After a couple of intriguing trailers, audiences may have been excited to see Fox's dystopian sci-fi thriller The Darkest Minds, based on the young-adult novel by Alexandra Bracken. Directed by Jennifer Yuh Nelson, the film follows Ruby (Amandla Stenberg), a super-powered teenager on the run from a government that placed her and other mysteriously superhuman kids like her in interment camps.

It's an interesting concept on paper, to be sure, even if it's undeniably familiar. The film arrived today in theaters nationwide, and critics -- to put it lightly -- did not enjoy it: The Darkest Minds debuted on Rotten Tomatoes with an abysmal score of 15 percent (that's since ticked up to 21 percent). For those who had high hopes for the film, that's definitely not a pretty sight.

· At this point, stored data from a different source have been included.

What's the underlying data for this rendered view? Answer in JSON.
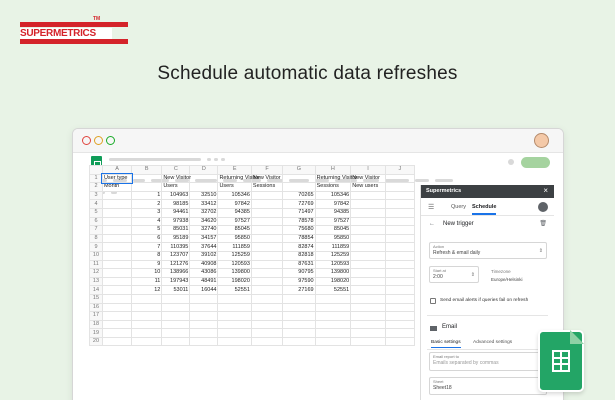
{
  "brand": {
    "logo_text": "SUPERMETRICS",
    "tm": "TM",
    "color": "#d4232a"
  },
  "headline": "Schedule automatic data refreshes",
  "sheet": {
    "columns": [
      "A",
      "B",
      "C",
      "D",
      "E",
      "F",
      "G",
      "H",
      "I",
      "J"
    ],
    "rows": [
      [
        "User type",
        "",
        "New Visitor",
        "",
        "Returning Visitor",
        "New Visitor",
        "",
        "Returning Visitor",
        "New Visitor",
        ""
      ],
      [
        "Month",
        "",
        "Users",
        "",
        "Users",
        "Sessions",
        "",
        "Sessions",
        "New users",
        ""
      ],
      [
        "",
        "1",
        "104963",
        "32510",
        "105346",
        "",
        "70265",
        "105346",
        "",
        ""
      ],
      [
        "",
        "2",
        "98185",
        "33412",
        "97842",
        "",
        "72769",
        "97842",
        "",
        ""
      ],
      [
        "",
        "3",
        "94461",
        "32702",
        "94385",
        "",
        "71497",
        "94385",
        "",
        ""
      ],
      [
        "",
        "4",
        "97938",
        "34620",
        "97527",
        "",
        "78578",
        "97527",
        "",
        ""
      ],
      [
        "",
        "5",
        "85031",
        "32740",
        "85045",
        "",
        "75680",
        "85045",
        "",
        ""
      ],
      [
        "",
        "6",
        "95189",
        "34157",
        "95850",
        "",
        "78854",
        "95850",
        "",
        ""
      ],
      [
        "",
        "7",
        "110395",
        "37644",
        "111859",
        "",
        "82874",
        "111859",
        "",
        ""
      ],
      [
        "",
        "8",
        "123707",
        "39102",
        "125259",
        "",
        "82818",
        "125259",
        "",
        ""
      ],
      [
        "",
        "9",
        "121276",
        "40908",
        "120593",
        "",
        "87631",
        "120593",
        "",
        ""
      ],
      [
        "",
        "10",
        "138966",
        "43086",
        "139800",
        "",
        "90795",
        "139800",
        "",
        ""
      ],
      [
        "",
        "11",
        "197943",
        "48491",
        "198020",
        "",
        "97590",
        "198020",
        "",
        ""
      ],
      [
        "",
        "12",
        "53011",
        "16044",
        "52551",
        "",
        "27169",
        "52551",
        "",
        ""
      ],
      [
        "",
        "",
        "",
        "",
        "",
        "",
        "",
        "",
        "",
        ""
      ],
      [
        "",
        "",
        "",
        "",
        "",
        "",
        "",
        "",
        "",
        ""
      ],
      [
        "",
        "",
        "",
        "",
        "",
        "",
        "",
        "",
        "",
        ""
      ],
      [
        "",
        "",
        "",
        "",
        "",
        "",
        "",
        "",
        "",
        ""
      ],
      [
        "",
        "",
        "",
        "",
        "",
        "",
        "",
        "",
        "",
        ""
      ],
      [
        "",
        "",
        "",
        "",
        "",
        "",
        "",
        "",
        "",
        ""
      ]
    ]
  },
  "sidebar": {
    "title": "Supermetrics",
    "close": "×",
    "tabs": [
      "Query",
      "Schedule"
    ],
    "back": "←",
    "trigger_title": "New trigger",
    "trash": "🗑",
    "action_label": "Action",
    "action_value": "Refresh & email daily",
    "start_label": "Start at",
    "start_value": "2:00",
    "timezone_label": "Timezone",
    "timezone_value": "Europe/Helsinki",
    "checkbox_text": "Send email alerts if queries fail on refresh",
    "email_title": "Email",
    "email_tabs": [
      "Basic settings",
      "Advanced settings"
    ],
    "email_report_label": "Email report to",
    "email_report_placeholder": "Emails separated by commas",
    "sheet_label": "Sheet",
    "sheet_value": "Sheet18"
  },
  "colors": {
    "background": "#e8f3e6",
    "sheets_green": "#0f9d58",
    "accent": "#1a73e8"
  },
  "icons": [
    "sheets-icon",
    "menu-icon",
    "user-icon",
    "back-arrow-icon",
    "trash-icon",
    "mail-icon",
    "google-sheets-icon"
  ]
}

REVIEW: The Darkest Minds Is a Violent, Predictable Patchwork of Better Movies

Let's start with what one of our own reviewers had to say:

Alexandra August, CBR"The Darkest Minds seeks to capitalize on the YA dystopian market by stripping other franchises of their key elements and then tossing in violence for shock value to make up for its utter lack of originality. The result is discomfiting at best and offensive at worst."

Other critics felt similarly, and likened the film to older novel-based franchises that you might find some of your friends still teasing others for enjoying, or even just watching.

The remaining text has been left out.